Stolley Park
Veterinary Hospital

3020 W. Stolley Park Road  Grand Island, Nebraska  68801  
Phone:  308-384-6272   Fax:  308-384-0984

August Newsletter

Have you ever noticed that August is a month that is sadly lacking in holidays? There are many months that have specific animal focus (National Heartworm Month, Dental Month, National Chicken Month), but not only is August lacking in people holidays, there is a shortage of attention for our animal friends. So in these “dog days” of summer, we declare August to be Heat Awareness Month.

We’ve discussed “heat stroke” before in our newsletter, but it is such an important topic that we feel it’s worth discussing again. Nebraska weather is unpredictable and can fluctuate from cool and bearable to hot and humid in a few hours’ time.
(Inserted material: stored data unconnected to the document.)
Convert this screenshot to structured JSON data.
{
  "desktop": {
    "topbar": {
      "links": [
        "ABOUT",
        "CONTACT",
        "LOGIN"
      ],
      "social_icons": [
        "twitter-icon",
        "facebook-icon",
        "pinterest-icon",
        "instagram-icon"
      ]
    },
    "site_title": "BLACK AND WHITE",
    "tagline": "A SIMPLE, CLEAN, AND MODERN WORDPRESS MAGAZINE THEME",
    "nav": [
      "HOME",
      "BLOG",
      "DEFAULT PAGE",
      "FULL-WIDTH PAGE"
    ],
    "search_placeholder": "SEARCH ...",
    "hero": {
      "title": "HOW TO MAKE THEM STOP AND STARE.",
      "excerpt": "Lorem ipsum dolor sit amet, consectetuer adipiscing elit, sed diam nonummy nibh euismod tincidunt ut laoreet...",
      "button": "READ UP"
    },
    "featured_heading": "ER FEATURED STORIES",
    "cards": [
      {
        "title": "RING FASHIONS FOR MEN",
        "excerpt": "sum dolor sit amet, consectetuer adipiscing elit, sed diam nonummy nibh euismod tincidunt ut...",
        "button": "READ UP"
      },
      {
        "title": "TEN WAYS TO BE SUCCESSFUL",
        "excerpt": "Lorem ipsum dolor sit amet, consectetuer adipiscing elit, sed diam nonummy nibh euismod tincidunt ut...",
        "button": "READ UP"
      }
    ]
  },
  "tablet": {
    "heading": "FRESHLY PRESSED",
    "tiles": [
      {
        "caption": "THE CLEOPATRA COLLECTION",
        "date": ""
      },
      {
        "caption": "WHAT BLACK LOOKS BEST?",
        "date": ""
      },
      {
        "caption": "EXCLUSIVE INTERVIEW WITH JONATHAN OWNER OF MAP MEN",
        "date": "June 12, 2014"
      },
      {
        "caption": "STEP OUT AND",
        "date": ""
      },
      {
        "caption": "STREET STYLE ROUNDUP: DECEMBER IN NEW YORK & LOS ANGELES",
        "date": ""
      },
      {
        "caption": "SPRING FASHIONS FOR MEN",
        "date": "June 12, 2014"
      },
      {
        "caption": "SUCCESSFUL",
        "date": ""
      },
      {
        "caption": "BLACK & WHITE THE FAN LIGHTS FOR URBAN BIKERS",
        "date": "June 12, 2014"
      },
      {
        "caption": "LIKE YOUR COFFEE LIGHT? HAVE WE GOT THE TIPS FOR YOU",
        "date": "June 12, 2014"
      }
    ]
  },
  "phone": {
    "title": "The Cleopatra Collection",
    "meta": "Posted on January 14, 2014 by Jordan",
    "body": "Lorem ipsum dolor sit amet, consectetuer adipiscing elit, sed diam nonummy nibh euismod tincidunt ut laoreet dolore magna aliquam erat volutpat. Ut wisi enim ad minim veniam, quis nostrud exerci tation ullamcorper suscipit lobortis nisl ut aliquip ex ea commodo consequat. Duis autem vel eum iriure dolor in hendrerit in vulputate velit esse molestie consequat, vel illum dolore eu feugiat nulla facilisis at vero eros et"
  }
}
This is especially to keep in mind if you leave your dog outside all day.

More helpful hints (August 2010 revisited):

Change your pet’s water often. If they are housed outdoors, it should be changed as often as three times a day. Fresh water also limits the breeding ground for mosquitoes.

Provide shade. Whether your pet lives outside or is a pampered pooch taking a stroll, make sure they can get out of the sun’s direct rays if they need to. If your animal has a dark coat or long hair, you may want to pay extra attention to this.

Try to limit strenuous activity during the hottest parts of the day. Especially if your pet is not used to a lot of aerobic exercise even at a normal temperature.

Last but not least, DO NOT LEAVE YOUR PET IN THE CAR. Even with the windows open, this time of year a vehicle can get as much as 20 degrees hotter than ambient temperature. Heat stroke (hyperthermia) can occur very quickly!

Signs of heat stroke:

The most prevalent sign of heat stroke is an elevated temperature. Over 104 is considered hyperthermic, and over 106 is a very serious emergency. Dogs with hyperthermia may pant vigorously and loudly, may be difficult to rouse from a lying position, or even collapse as if dizzy. Their gums may be dry or dark red, and they may vomit or have diarrhea. Death is possible or even likely if hyperthermia is severe enough.

What to do:

If you suspect heat stroke, contact a veterinarian immediately. Move your dog to a cooler facility. You can try to reduce temperature, but be careful with ice or very cold water, as this can reduce surface temperature without reducing core temperature.
Prevention is the best medicine. Enjoy your summer, but remember to protect your four-legged family member with common sense and a cool bowl of water. A dip in the wading pool couldn’t hurt either!